Externalitites exist when there is an uncompensated interdependence. As an example, let there exist a lake with two owners, and let the reader be on one side of the lake.
Now let the owner of the lake on the other side has different aesthetic views than you, an different financial needs, and so plans to chop down all the trees and sell them for firewood, but which are trees that provide a benefit to you.
The trees are the externality, in that you benefit from their existence, but don't have to pay the other owner for their altenative use.
Now in theory, it is possible to resolve this dispute in the making by various mechanisms not involving the State, like "side payments" for the market value of the trees. That might work on a small lake, although even in that cooperation friendly environment, people have been known to get rather nasty, up to and including shooting one another, engaging in fistfights etc... .
Normally one wants externalities to be corrected as much as possible by voluntaristic action, since such corrections preserve individual freedom, something the modern Left typified on OS does not appreciate very much, perhaps right until we elect a populist Socialist who destroys the country in an alleged attempt to save it, if that is not always possible in larger environments, due to the difficulty of coordination.
Thus, many times the State is engaged in externality correction, which allows one to consider the issue of clip size from the point of view of externalities, of which there is two positive and one negative.
As to the positive externality, the existence of an armed populace makes criminals somewhat more anxious, ceteris paribus, whether or not you own a gun, since they might get shot commiting crime.
As to the other positive externality, those who would attempt to dominate and overthrow American institutions, here or abroad, have to consider the possibility of partisan warfare, in which picking off either paramilitary forces of foreign troops a la Red Dawn (we have vast resources that many in the world wouldn' mind seeing us depopulated to use, so don't dismiss that) is a consideration of some import as to the benefit of an armed populace whether or not you own a gun.
On the other hand, there is clearly a negative externality in firearms ownership, in that individuals can commit criminal acts that affect many more people than just one person, like the shooter in Colorado and the mass shooter issue in general.
As to perspective, the latter risk is not huge, if it's real too.
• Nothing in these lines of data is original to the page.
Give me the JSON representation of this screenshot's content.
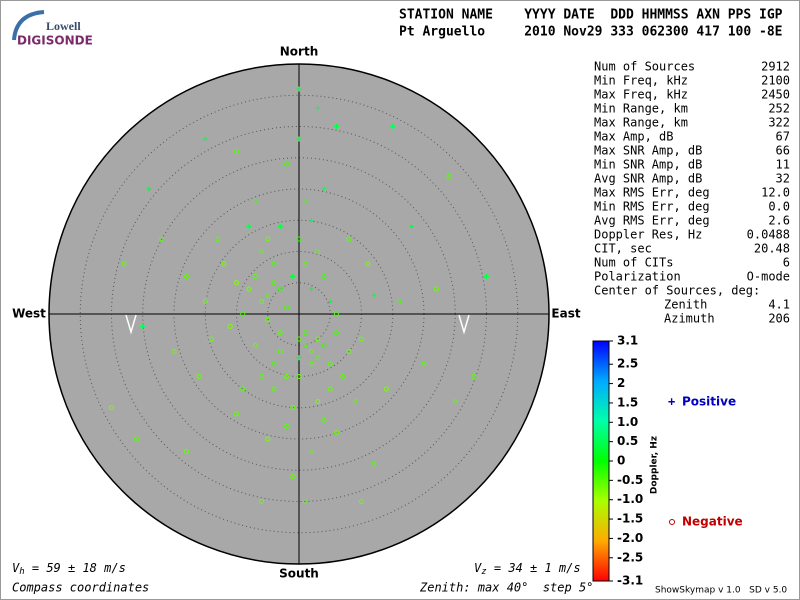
{
  "header": {
    "logo_top": "Lowell",
    "logo_bottom": "DIGISONDE",
    "labels_row": "STATION NAME    YYYY DATE  DDD HHMMSS AXN PPS IGP",
    "values_row": "Pt Arguello     2010 Nov29 333 062300 417 100 -8E"
  },
  "chart_data": {
    "type": "skymap",
    "directions": {
      "north": "North",
      "south": "South",
      "west": "West",
      "east": "East"
    },
    "rlim": [
      0,
      40
    ],
    "rticks": [
      5,
      10,
      15,
      20,
      25,
      30,
      35
    ],
    "points": {
      "x": [
        -5,
        -4,
        -6,
        -3,
        -7,
        -2,
        -5,
        -8,
        -4,
        -1,
        0,
        1,
        2,
        3,
        4,
        2,
        1,
        3,
        5,
        0,
        -2,
        -3,
        -9,
        -10,
        -6,
        -7,
        -11,
        -4,
        -3,
        6,
        7,
        8,
        5,
        4,
        3,
        2,
        1,
        0,
        -1,
        -2,
        3,
        4,
        5,
        6,
        2,
        1,
        0,
        -3,
        -4,
        -5,
        -6,
        -12,
        -14,
        -8,
        -9,
        10,
        12,
        9,
        11,
        -15,
        -13,
        -10,
        -7,
        -5,
        2,
        4,
        6,
        8,
        -2,
        -1,
        0,
        1,
        3,
        -16,
        -18,
        14,
        16,
        -20,
        20,
        18,
        -22,
        22,
        -25,
        25,
        -28,
        28,
        -30,
        30,
        -24,
        24,
        -18,
        12,
        -6,
        6,
        0,
        -10,
        10,
        -15,
        15,
        -26
      ],
      "y": [
        3,
        5,
        2,
        4,
        6,
        1,
        -1,
        4,
        8,
        6,
        -4,
        -5,
        -6,
        -7,
        -5,
        -8,
        -3,
        -4,
        -8,
        -7,
        -10,
        -6,
        0,
        5,
        10,
        -5,
        -2,
        -12,
        14,
        -3,
        -10,
        -6,
        2,
        6,
        10,
        15,
        18,
        12,
        -15,
        -18,
        -14,
        -17,
        -12,
        0,
        4,
        8,
        -10,
        -3,
        -8,
        12,
        -10,
        8,
        -4,
        14,
        -12,
        -4,
        3,
        -14,
        8,
        2,
        12,
        -16,
        18,
        -20,
        -22,
        20,
        -19,
        12,
        24,
        -26,
        28,
        -30,
        33,
        -10,
        6,
        -12,
        2,
        -6,
        -8,
        14,
        12,
        4,
        -2,
        -14,
        8,
        -10,
        -15,
        6,
        20,
        22,
        -22,
        -24,
        -30,
        30,
        36,
        26,
        -30,
        28,
        30,
        -20
      ],
      "doppler": [
        -0.5,
        -0.4,
        -0.6,
        -0.3,
        -0.5,
        -0.4,
        -0.5,
        -0.7,
        -0.4,
        0.3,
        -0.5,
        -0.4,
        -0.6,
        -0.5,
        -0.3,
        -0.5,
        -0.4,
        -0.6,
        -0.5,
        0.2,
        -0.6,
        -0.5,
        -0.4,
        -0.8,
        -0.5,
        -0.6,
        -0.7,
        -0.5,
        0.4,
        -0.4,
        -0.5,
        -0.6,
        0.3,
        -0.4,
        -0.5,
        0.5,
        -0.4,
        -0.3,
        -0.6,
        -0.5,
        -0.7,
        -0.5,
        -0.6,
        -0.4,
        0.3,
        -0.5,
        -0.6,
        -0.5,
        -0.4,
        -0.6,
        -0.5,
        -0.7,
        -0.6,
        0.4,
        -0.5,
        -0.6,
        0.4,
        -0.5,
        -0.7,
        -0.6,
        -0.5,
        -0.6,
        -0.4,
        -0.7,
        -0.5,
        0.5,
        -0.6,
        -0.5,
        -0.4,
        -0.6,
        0.3,
        -0.5,
        0.4,
        -0.6,
        -0.5,
        -0.7,
        -0.4,
        -0.6,
        -0.5,
        0.4,
        -0.5,
        -0.6,
        0.5,
        -0.5,
        -0.6,
        -0.5,
        -0.7,
        0.4,
        0.3,
        -0.5,
        -0.6,
        -0.5,
        -0.6,
        0.4,
        0.3,
        -0.5,
        -0.6,
        0.4,
        0.5,
        -0.5
      ]
    },
    "colorbar": {
      "label": "Doppler, Hz",
      "clim": [
        -3.1,
        3.1
      ],
      "cticks": [
        3.1,
        2.5,
        2,
        1.5,
        {
          "value": 1,
          "label": "1.0"
        },
        0.5,
        0,
        -0.5,
        {
          "value": -1,
          "label": "-1.0"
        },
        -1.5,
        {
          "value": -2,
          "label": "-2.0"
        },
        -2.5,
        -3.1
      ]
    },
    "legend": {
      "positive": "Positive",
      "negative": "Negative"
    }
  },
  "stats": {
    "rows": [
      [
        "Num of Sources",
        "2912"
      ],
      [
        "Min Freq, kHz",
        "2100"
      ],
      [
        "Max Freq, kHz",
        "2450"
      ],
      [
        "Min Range, km",
        "252"
      ],
      [
        "Max Range, km",
        "322"
      ],
      [
        "Max Amp, dB",
        "67"
      ],
      [
        "Max SNR Amp, dB",
        "66"
      ],
      [
        "Min SNR Amp, dB",
        "11"
      ],
      [
        "Avg SNR Amp, dB",
        "32"
      ],
      [
        "Max RMS Err, deg",
        "12.0"
      ],
      [
        "Min RMS Err, deg",
        "0.0"
      ],
      [
        "Avg RMS Err, deg",
        "2.6"
      ],
      [
        "Doppler Res, Hz",
        "0.0488"
      ],
      [
        "CIT, sec",
        "20.48"
      ],
      [
        "Num of CITs",
        "6"
      ],
      [
        "Polarization",
        "O-mode"
      ]
    ],
    "center_title": "Center of Sources, deg:",
    "center_rows": [
      [
        "Zenith",
        "4.1"
      ],
      [
        "Azimuth",
        "206"
      ]
    ]
  },
  "footer": {
    "vh": {
      "symbol": "V",
      "sub": "h",
      "rest": " = 59 ± 18 m/s"
    },
    "vz": {
      "symbol": "V",
      "sub": "z",
      "rest": " = 34 ± 1 m/s"
    },
    "coords": "Compass coordinates",
    "zenith": "Zenith: max 40°  step 5°",
    "version": "ShowSkymap v 1.0   SD v 5.0"
  }
}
On the other hand, every day, about 50 Americans die in traffic accidents; shall we walk everywhere?
I usually walk places, and its great for personal fitness, and an interesting way of seeing America, but factually speaking it is a minority approach to risks and rewards, and the externalities intrinsically part of travel.
But as to clip size then, the larger the clip, the greater the posistive and negative externalities.
If I have a clip of 30, I can tape them together opposed, and now have a 60 clip, and do that several times, and I am an infantryman more or less, especially with amonium nitrate and fuel oil devices; it isn't rocket science to see that.
Such a thing would make me more valuable in partisan warfare against enemies foreign or domestic, even as it also makes more danger if one was criminally inclined, suggesting that an upper bound on clip size might be reasonable, at the 15 originally used in the semi-automatic pistols in question, as well of course as background checks to identify felons and the mentally ill, even as in the latter case, the small percentage of the mentally ill who are dangerous to others in the sense of Colorado are not easy to identify beforehand.
Consider the Colorado shooter; Ph.D. candidate ironically in neuroscience: not very likely by most stereotypes.
But as to economic analysis as applied to such things, limiting clip sizes to the original design specifications might be something to consider, as it would still maintain a certain balance of power between citizenry and para-military police and/or occupying troops, plus the criminal element, just in case that former relatively unlikely contingency became something to actually care about.